Our results indicate that there is a high prevalence of both an irregular bedtime schedule and short average daily sleep time among undergraduate students in Taiwan. These findings are compatible with those of studies from other countries, thereby suggesting that poor sleep in university students may be a universal and prevalent problem of modern society [18, 19, 21]. In reviewing the research on sleep patterns in university students, Hicks et al. found the median sleep time to have dropped by about 1 hour over the past 20 years [37]. Lifestyle, social and academic schedules, and insufficient sleep education could all contribute to the aetiology of chronic sleep insufficiency and poor sleep in university students [18, 19, 38]. Some approaches to enhancing the sleep hygiene and relevant knowledge of university students have been developed, but the effectiveness of these remains to be confirmed [38].
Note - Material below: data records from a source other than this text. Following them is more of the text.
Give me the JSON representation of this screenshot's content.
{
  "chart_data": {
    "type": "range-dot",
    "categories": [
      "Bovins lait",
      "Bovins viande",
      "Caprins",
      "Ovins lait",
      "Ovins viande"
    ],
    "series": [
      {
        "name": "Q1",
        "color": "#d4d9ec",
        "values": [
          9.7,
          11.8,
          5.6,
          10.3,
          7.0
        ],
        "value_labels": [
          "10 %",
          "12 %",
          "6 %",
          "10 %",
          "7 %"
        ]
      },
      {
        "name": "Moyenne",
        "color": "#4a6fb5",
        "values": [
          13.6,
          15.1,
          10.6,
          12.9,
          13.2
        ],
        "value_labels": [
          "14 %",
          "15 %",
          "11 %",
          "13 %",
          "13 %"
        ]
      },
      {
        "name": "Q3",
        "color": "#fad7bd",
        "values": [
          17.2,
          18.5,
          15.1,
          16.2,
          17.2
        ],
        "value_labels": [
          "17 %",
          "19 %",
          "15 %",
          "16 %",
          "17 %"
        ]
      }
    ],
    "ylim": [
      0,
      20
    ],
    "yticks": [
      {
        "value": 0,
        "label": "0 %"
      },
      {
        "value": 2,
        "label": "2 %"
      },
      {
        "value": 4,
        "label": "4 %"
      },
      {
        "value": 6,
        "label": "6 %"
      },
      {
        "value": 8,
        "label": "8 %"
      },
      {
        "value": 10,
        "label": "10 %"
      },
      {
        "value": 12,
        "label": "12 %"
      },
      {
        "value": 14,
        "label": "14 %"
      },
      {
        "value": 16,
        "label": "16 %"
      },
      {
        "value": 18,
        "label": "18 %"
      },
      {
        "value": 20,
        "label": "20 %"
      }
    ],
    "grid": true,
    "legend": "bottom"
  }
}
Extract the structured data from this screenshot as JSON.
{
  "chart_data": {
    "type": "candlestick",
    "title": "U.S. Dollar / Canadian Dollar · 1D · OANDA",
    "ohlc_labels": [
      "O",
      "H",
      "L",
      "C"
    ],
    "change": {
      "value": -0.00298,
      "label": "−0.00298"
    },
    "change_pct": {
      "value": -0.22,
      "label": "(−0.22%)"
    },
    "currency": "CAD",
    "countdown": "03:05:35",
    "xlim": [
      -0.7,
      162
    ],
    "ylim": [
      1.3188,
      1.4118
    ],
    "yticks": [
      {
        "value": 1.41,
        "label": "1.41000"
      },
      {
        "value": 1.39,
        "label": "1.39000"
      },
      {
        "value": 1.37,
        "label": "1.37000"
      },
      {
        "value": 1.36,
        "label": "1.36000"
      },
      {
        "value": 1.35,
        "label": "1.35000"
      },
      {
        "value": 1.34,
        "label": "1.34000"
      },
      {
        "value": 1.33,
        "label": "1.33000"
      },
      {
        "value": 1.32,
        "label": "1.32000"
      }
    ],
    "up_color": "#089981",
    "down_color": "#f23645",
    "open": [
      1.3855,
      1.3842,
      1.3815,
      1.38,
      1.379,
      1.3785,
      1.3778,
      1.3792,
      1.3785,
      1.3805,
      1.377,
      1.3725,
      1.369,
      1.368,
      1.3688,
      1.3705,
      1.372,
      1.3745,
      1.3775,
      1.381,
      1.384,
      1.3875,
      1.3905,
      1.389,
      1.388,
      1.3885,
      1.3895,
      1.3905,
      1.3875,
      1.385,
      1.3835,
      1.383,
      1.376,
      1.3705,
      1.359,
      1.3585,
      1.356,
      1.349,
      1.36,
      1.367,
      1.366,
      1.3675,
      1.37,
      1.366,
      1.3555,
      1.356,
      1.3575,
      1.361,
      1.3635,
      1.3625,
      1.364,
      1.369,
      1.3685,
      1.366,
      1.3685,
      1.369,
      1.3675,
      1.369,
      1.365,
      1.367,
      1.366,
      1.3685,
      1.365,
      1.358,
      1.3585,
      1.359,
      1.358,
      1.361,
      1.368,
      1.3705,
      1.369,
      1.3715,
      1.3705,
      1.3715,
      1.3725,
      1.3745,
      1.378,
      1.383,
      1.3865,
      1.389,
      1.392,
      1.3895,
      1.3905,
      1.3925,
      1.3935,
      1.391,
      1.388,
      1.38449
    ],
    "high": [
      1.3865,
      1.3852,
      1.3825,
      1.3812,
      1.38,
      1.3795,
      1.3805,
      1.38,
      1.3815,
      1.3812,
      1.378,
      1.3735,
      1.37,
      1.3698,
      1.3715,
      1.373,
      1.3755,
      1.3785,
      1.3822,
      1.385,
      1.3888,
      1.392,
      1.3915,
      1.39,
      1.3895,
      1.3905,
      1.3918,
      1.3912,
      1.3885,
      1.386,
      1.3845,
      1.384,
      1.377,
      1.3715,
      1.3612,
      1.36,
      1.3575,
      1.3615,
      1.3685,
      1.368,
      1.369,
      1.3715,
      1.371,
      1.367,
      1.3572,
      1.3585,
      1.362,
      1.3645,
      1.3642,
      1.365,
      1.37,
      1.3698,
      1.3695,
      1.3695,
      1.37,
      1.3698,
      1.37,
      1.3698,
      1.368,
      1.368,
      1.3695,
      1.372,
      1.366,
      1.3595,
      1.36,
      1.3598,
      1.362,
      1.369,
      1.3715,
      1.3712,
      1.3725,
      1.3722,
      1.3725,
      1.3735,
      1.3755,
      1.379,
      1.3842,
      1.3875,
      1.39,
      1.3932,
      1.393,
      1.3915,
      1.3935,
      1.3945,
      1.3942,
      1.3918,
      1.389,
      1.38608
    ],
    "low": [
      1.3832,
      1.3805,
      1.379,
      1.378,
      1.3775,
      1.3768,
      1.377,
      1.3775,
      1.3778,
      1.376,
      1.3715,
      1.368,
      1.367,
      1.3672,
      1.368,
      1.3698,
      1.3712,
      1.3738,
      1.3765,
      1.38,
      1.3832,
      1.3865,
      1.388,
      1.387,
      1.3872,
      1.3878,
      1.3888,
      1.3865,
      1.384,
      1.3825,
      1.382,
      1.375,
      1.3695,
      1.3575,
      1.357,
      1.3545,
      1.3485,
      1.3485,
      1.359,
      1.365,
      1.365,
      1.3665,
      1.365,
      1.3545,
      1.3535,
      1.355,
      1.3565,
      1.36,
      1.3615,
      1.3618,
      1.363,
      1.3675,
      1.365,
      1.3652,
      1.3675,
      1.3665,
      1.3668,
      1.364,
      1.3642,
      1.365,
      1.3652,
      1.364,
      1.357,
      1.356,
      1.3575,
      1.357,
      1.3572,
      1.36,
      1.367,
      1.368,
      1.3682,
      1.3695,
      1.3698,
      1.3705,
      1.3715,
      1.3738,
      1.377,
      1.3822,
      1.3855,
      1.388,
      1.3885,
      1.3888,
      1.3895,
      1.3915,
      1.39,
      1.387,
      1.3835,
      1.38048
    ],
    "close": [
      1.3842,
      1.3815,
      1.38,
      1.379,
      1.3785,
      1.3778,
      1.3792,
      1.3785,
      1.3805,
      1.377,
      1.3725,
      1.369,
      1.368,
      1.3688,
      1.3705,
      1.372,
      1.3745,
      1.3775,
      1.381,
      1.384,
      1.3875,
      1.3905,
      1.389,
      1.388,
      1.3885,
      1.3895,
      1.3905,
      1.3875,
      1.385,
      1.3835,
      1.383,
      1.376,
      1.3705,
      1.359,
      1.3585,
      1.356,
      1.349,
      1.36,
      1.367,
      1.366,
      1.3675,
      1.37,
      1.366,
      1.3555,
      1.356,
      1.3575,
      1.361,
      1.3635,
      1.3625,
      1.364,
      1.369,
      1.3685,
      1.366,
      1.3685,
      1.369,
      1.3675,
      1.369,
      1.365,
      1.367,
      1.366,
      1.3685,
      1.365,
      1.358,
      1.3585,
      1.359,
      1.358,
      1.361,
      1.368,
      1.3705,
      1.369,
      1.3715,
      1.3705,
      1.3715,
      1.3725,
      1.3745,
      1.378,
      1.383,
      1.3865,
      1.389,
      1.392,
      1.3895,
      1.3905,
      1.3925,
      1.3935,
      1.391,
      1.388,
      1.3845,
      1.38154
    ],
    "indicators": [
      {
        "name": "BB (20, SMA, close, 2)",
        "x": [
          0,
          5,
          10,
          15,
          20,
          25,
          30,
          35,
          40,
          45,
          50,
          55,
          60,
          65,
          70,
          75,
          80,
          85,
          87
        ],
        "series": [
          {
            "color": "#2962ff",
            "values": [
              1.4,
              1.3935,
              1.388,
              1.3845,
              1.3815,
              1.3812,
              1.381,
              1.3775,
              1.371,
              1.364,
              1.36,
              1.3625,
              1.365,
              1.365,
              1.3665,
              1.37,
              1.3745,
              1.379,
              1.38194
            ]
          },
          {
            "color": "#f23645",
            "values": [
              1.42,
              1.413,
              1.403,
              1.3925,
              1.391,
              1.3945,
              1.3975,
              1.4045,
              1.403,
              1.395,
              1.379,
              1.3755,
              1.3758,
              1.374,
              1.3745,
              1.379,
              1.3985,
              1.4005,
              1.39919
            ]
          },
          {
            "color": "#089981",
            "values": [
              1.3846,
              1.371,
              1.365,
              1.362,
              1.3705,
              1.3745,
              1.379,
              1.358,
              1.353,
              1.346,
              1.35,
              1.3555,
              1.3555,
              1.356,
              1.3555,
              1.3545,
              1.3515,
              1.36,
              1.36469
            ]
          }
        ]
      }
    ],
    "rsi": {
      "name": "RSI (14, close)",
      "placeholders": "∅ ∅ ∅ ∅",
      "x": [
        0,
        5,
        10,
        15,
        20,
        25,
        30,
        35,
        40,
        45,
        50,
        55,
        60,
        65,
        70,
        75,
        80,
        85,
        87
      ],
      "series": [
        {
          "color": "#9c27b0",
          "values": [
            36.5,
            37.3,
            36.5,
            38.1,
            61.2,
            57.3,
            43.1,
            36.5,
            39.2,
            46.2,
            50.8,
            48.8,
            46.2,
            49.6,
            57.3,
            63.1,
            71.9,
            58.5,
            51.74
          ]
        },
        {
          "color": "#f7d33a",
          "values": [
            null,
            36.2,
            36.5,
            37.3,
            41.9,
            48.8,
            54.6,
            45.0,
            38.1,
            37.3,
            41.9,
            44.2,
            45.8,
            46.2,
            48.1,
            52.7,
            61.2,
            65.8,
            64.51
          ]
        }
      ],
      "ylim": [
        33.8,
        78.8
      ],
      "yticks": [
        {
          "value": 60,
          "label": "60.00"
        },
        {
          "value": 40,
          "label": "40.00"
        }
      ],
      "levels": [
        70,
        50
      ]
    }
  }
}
The present study has some limitations. First, the self-reported estimation of average daily sleep time and irregular bedtime frequency may have been influenced by subjects' cooperation and a recall bias. An objective assessment method such as actigraphy is required for more accurate measurements of these parameters. Moreover, the university medical students we studied might not be representative of the more general population of university students in Taiwan. A randomised, population-based study with a large sample size will be required to confirm our findings. A further limitation of our cross-sectional study is the difficultly in establishing causality. It is possible that subjects who have poor sleep quality (e.g., sleep onset difficulty or sleep fragmentation) could subsequently develop inadequate sleep habits, including an irregular sleep schedule. Longitudinal studies are thus required to clarify the cause-and-effect relationships between an irregular bedtime schedule and poor sleep quality. Finally, there are many different inadequate sleep habits and sleep-related behaviours likely to have a detrimental impact on sleep quality in normal subjects. An irregular bedtime schedule was the only one of these factors investigated in the present study, and future studies should take more of these factors into consideration.

Conclusion

Our results suggest that there is a high prevalence of both an irregular bedtime schedule and insufficient sleep among university students in Taiwan. Students with an irregular bedtime schedule may also experience poor sleep quality. Further research exploring the mechanisms involved in an irregular bedtime schedule and the effectiveness of interventions for improving this condition should be conducted.